Yes. It was a very disappointing result,no doubt. Pablo put on a very good performance. But I felt quite sluggish in general. In the first match the shuttles were quite slow and in the next round they were extremely fast. Unfortunately,I found it hard to control it. I tried hard to get back,but after the bad start,the pressure only kept mounting.

Since you were a favourite to win that match,was there an added pressure and expectancy for you to win?

There definitely was pressure. But then I wouldn’t say that was the sole reason for the loss. There have been many situations where there has been more pressure.

The national coach,Pullela Gopichand stated that you would have won “on any other day.” How accurate do you think this statement is?

I guess it’s probably true. I definitely played sub-par that day. And considering the general level I had been playing until then I should have managed to pull through.

PV Sindhu became the first Indian to win a medal in the women’s singles event at the World Championships,what was the team’s reaction like towards her success?
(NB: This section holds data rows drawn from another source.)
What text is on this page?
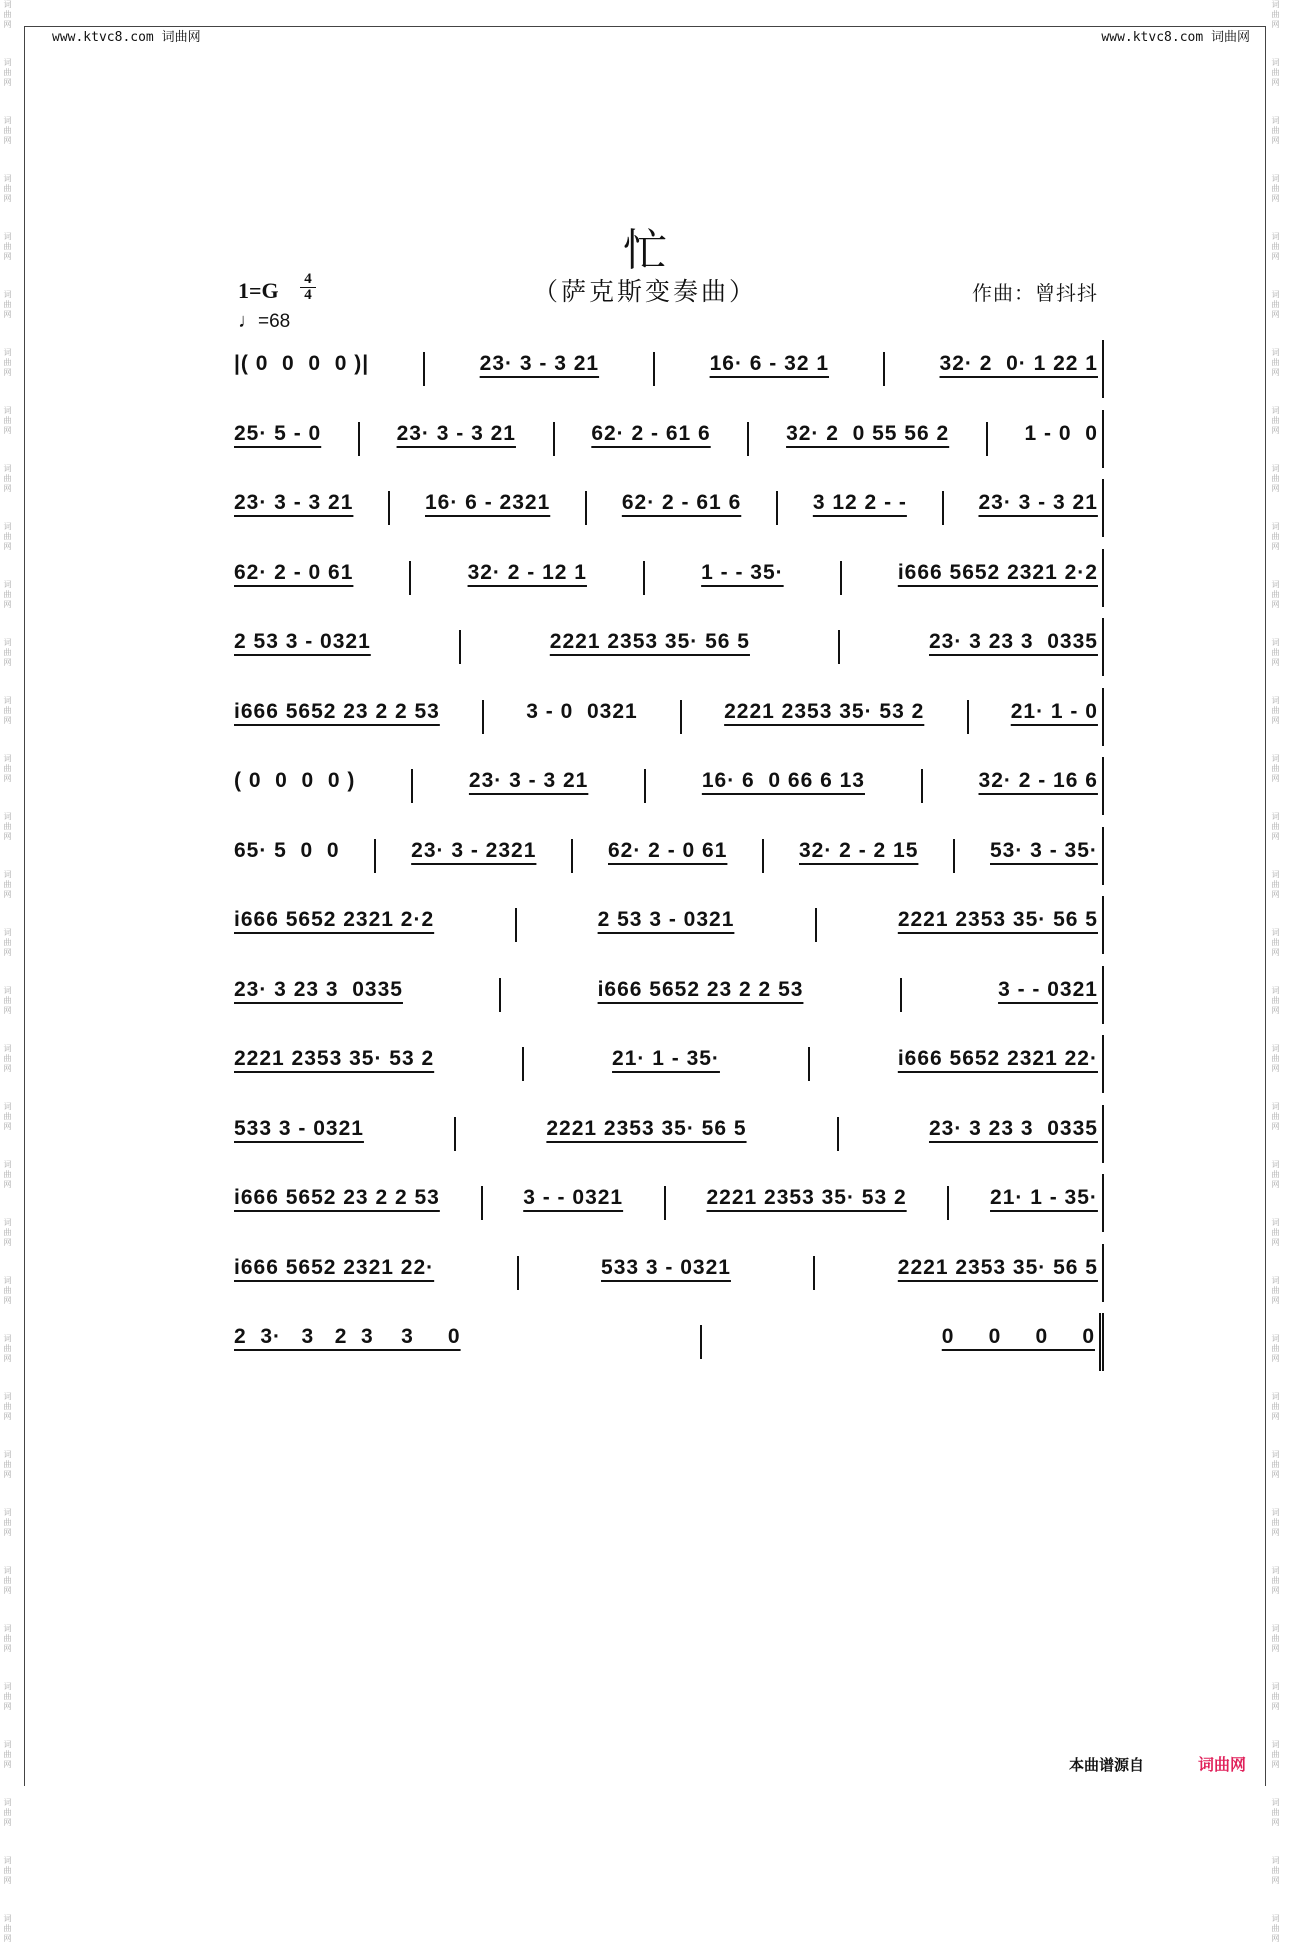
词曲网
词曲网
词曲网
词曲网
词曲网
词曲网
词曲网
词曲网
词曲网
词曲网
词曲网
词曲网
词曲网
词曲网
词曲网
词曲网
词曲网
词曲网
词曲网
词曲网
词曲网
词曲网
词曲网
词曲网
词曲网
词曲网
词曲网
词曲网
词曲网
词曲网
词曲网
词曲网
词曲网
词曲网
词曲网
词曲网
词曲网
词曲网
词曲网
词曲网
词曲网
词曲网
词曲网
词曲网
词曲网
词曲网
词曲网
词曲网
词曲网
词曲网
词曲网
词曲网
词曲网
词曲网
词曲网
词曲网
词曲网
词曲网
词曲网
词曲网
词曲网
词曲网
词曲网
词曲网
词曲网
词曲网
词曲网
词曲网
www.ktvc8.com 词曲网	www.ktvc8.com 词曲网
忙
（萨克斯变奏曲）
1=G 4
4
♩=68
作曲：曾抖抖
|( 0  0  0  0 )|	23· 3 - 3 21	16· 6 - 32 1	32· 2  0· 1 22 1
25· 5 - 0	23· 3 - 3 21	62· 2 - 61 6	32· 2  0 55 56 2	1 - 0  0
23· 3 - 3 21	16· 6 - 2321	62· 2 - 61 6	3 12 2 - -	23· 3 - 3 21
62· 2 - 0 61	32· 2 - 12 1	1 - - 35·	i666 5652 2321 2·2
2 53 3 - 0321	2221 2353 35· 56 5	23· 3 23 3  0335
i666 5652 23 2 2 53	3 - 0  0321	2221 2353 35· 53 2	21· 1 - 0
( 0  0  0  0 )	23· 3 - 3 21	16· 6  0 66 6 13	32· 2 - 16 6
65· 5  0  0	23· 3 - 2321	62· 2 - 0 61	32· 2 - 2 15	53· 3 - 35·
i666 5652 2321 2·2	2 53 3 - 0321	2221 2353 35· 56 5
23· 3 23 3  0335	i666 5652 23 2 2 53	3 - - 0321
2221 2353 35· 53 2	21· 1 - 35·	i666 5652 2321 22·
533 3 - 0321	2221 2353 35· 56 5	23· 3 23 3  0335
i666 5652 23 2 2 53	3 - - 0321	2221 2353 35· 53 2	21· 1 - 35·
i666 5652 2321 22·	533 3 - 0321	2221 2353 35· 56 5
2  3·   3   2  3    3     0	0     0     0     0
本曲谱源自	词曲网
Unfortunately,I wasn’t there to witness her stupendous feat. I saw her match against Wang Yihan and that win was incredible. It paved her way to the semifinals. But the response she has been getting after that has been amazing and she deserves every bit of it. Definitely a huge boost for Indian badminton.

What were the conditions like in Guangzhou?

The tournament in general was well-organised. The first day was a little hard as we didn’t have a practice slot initially and we struggled with the food. But as we settled in,things got much better. The staff was quite friendly and helpful.

Since this wasn’t your first World Championships,did the experience of the previous tournament help you get over some nerves this time around?

Yes. I had played well in the last edition of the World Championships in 2011. So I was definitely able to take some positives from that. But more importantly the last two-three tournaments had gone reasonably well for me and I think that confidence was helpful.

Your next tournament will be the inaugural Indian Badminton League. How well do you think the IBL will promote the sport in India?

I think IBL has come at the right time for Indian badminton. There are many players who are doing very well in the international circuit currently and IBL will help all of us get the much needed recognition. People will come forward to support their city which will make them much more aware of the game and players. Financially,of course it will be a big motivation for players. I think IBL will give badminton in India the right push.

You team up with the likes of Saina Nehwal and Taufik Hidayat,to name a few,in the Hyderabad Hotshots team. Do you think the team is well prepared to win the tournament?

I think all the teams in general are well balanced. We have strong women’s singles of course . Even the men’s doubles and singles are well balanced. I think we have good chance of progressing ahead in the tournament. It will be exciting and I’m definitely looking forward to it.

How does the team adjust to the multinational setting with foreigners?

It will be different,but definitely good. We have known each other for a long time since we have all been playing for years. But now we have a chance to play together,and interact as teammates. It’s a good opportunity for us all to share ideas and get better at the game.

Given that you are from Mumbai,would you have preferred to be playing for the Mumbai Masters?

n I love Mumbai and it would have probably been nice to be part of Mumbai Masters,but then Hyderabad is the badminton hub of India. So I’m equally excited about being part of the Hyderabad Hotshots.

About your career,why badminton? What would you say was your primary inspiration to pick up the sport? Since when have you been playing?

I have been playing badminton for the past 17 years. To be honest it was just chance that I took up badminton. My dad was keen on me taking up a sport and badminton coaching was available close to my house. That’s the only reason why I chose. I’m certainly glad I did.

After the IBL season,what will have you planned on competing in?

My first two tournaments after IBL will be the China Masters and Japan Super Series in September.